A chapter of his life had come to an end. The little group dispersed, Byron remained to quarrel on with the Hunts, the widows went to England. Tre had been a staunch and helpful friend, and Mary Shelley never forgot the debt. She could write later that Trelawny’s conduct “impressed us all with an affectionate regard and a perfect faith in the unalterable goodness of his heart.” She knew that it was good to have a friend. The Gentleman’s Magazine, on hearing of the drowning, had remarked, “Mr. Percy Shelley is a fitter subject for the penitentiary dying speech than a lauding elegy, for a muse of the rope rather than that of the cypress.”

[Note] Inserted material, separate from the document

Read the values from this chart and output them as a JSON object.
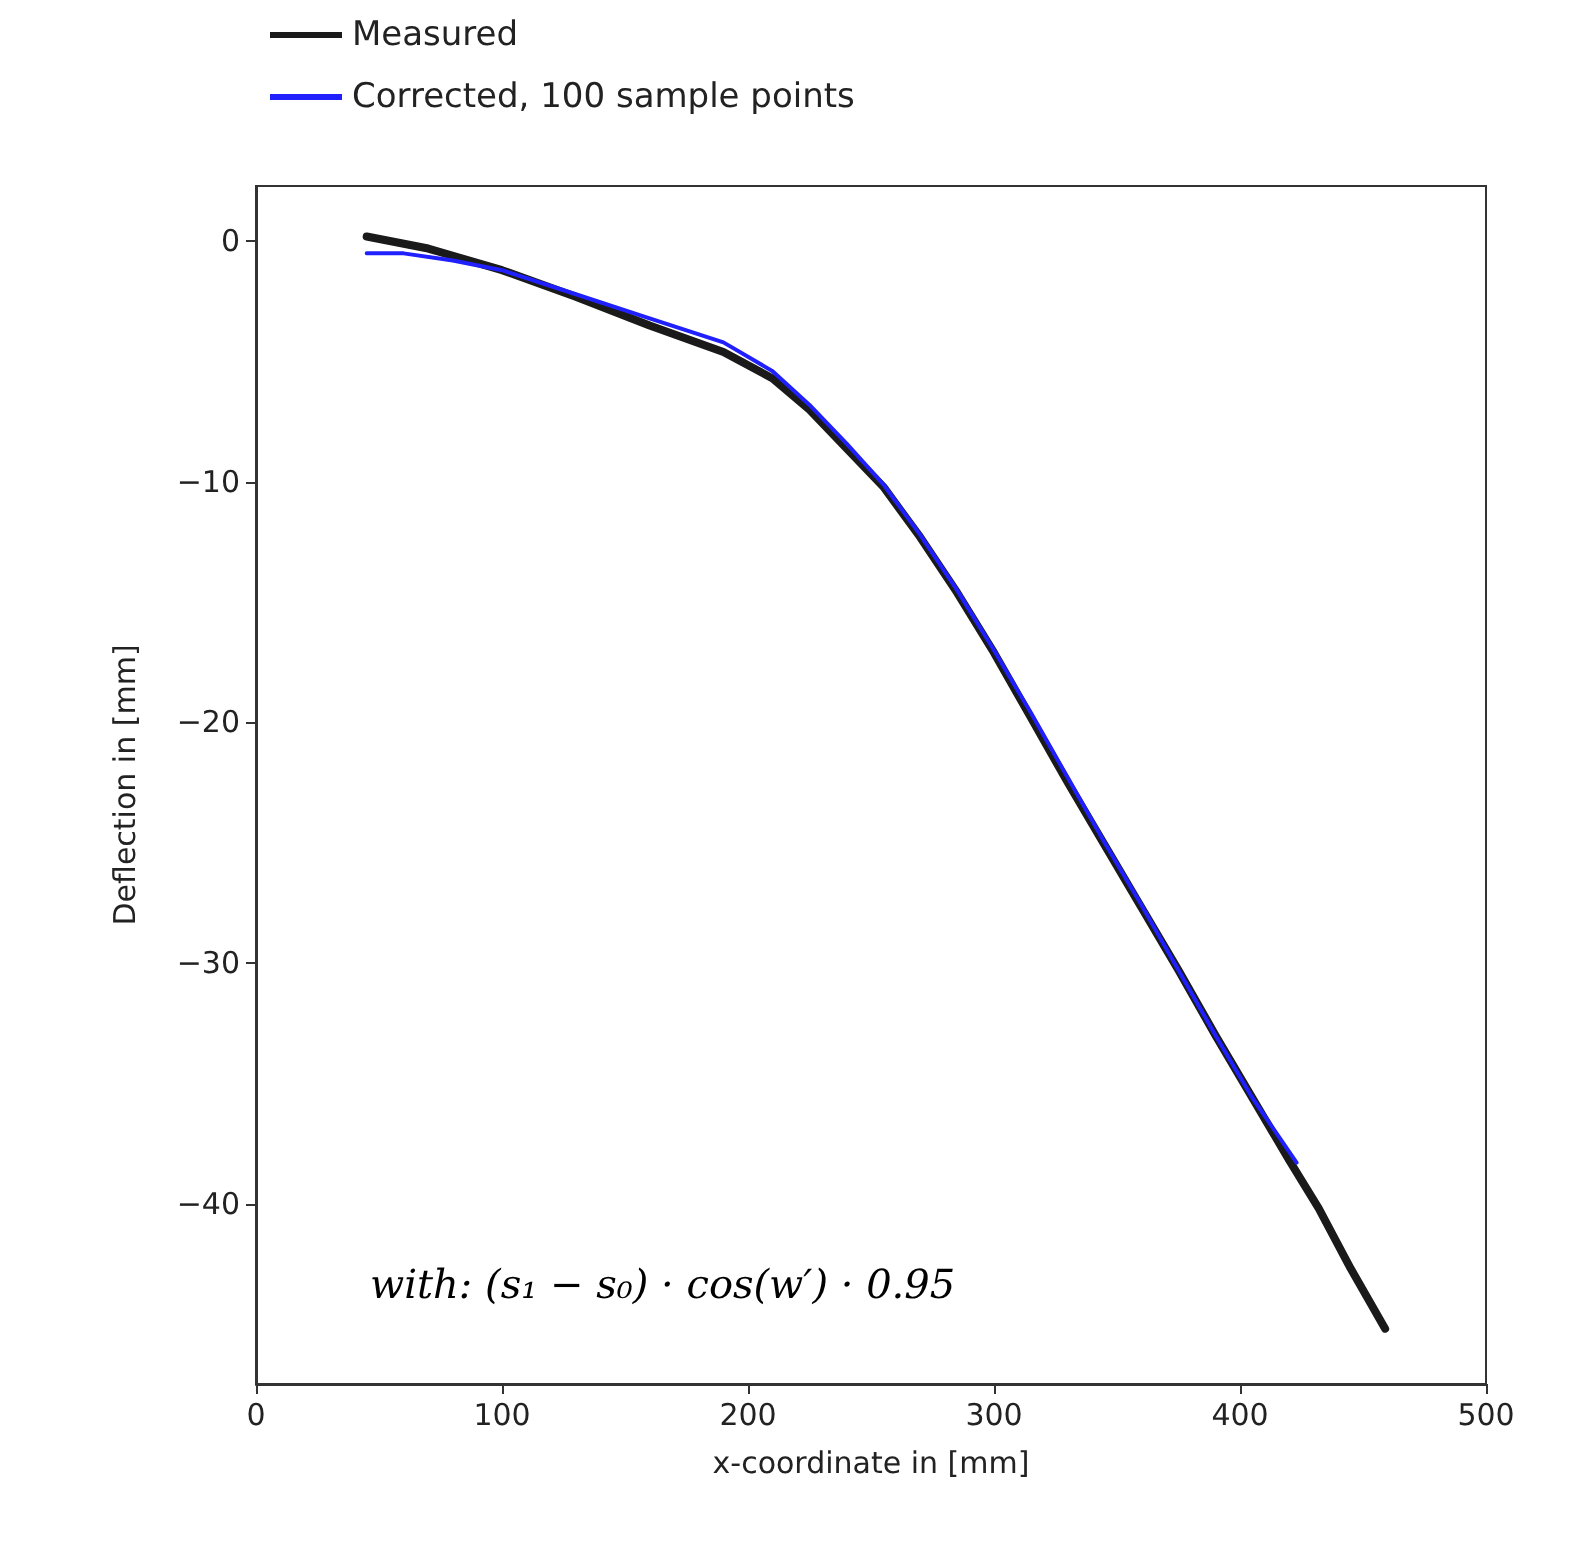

Italy in the autumn, and an empty world. Tre lingered on a year, and found diversion in riding about the countryside. An American-born negro followed him as a groom; the peasants stared at the strange pair galloping by.
Then came a letter from Byron, and life began again with adventure and war.
IV
The Greeks had risen against their Turkish masters, a committee of enthusiastic lovers of liberty had been formed in London to advance the cause, and this committee had persuaded Byron to act as their agent in Greece. From the point of view of what the cant of the day calls publicity, the choice was an excellent one; considered with a harsh and practical eye, it was absurd. This nervous, temperamental artist with the habits and posing mannerisms of a regency beau, this traveller who scarce could walk a hundred yards on his shrunken and deformed feet, yet hid his pain and weakness in a cloak of attitudes,—surely here was no man to manage a horde of wily Levantines all trying to advance their own fortunes, and snatch what they could for themselves of the English subsidy.
Having accepted the task, Byron turned at once to the practical friend. “My dear T,” he wrote, “you must have heard that I am going to Greece. Why do you not come to me? I want your aid, and am exceedingly anxious to see you.”
War and adventure! Trelawny wasted no time in exchanging the vineyards of Italy for Grecian mountain slopes and olive trees. Then came a mistake. He abandoned Byron, and went off to adventure by himself.
Tre had never really liked the noble lord, perhaps because Byron, being a man of the world, had a clearer understanding than Shelley of Trelawny the man and his place in life. A stray letter of Claire Clairmont’s, Byron’s sometime mistress, suggests that Tre secretly cherished resentment for some sharp remark. Whatever the explanation may be of Tre’s hidden attitude, the practical man had no intention of wasting his time with the poet, but left him to his fate. He seems to have forgotten that he had come to Greece with Byron and at Byron’s invitation and suggestion.
“I well knew that once on shore, Byron would fall back on his old routine of dawdling habits, plotting, planning, shilly-shallying and doing nothing,” he complained. And again, “Could I then longer waste my life in union with such imbecility, amid such scenes as there are here, when there is excitement enough to move the dead?”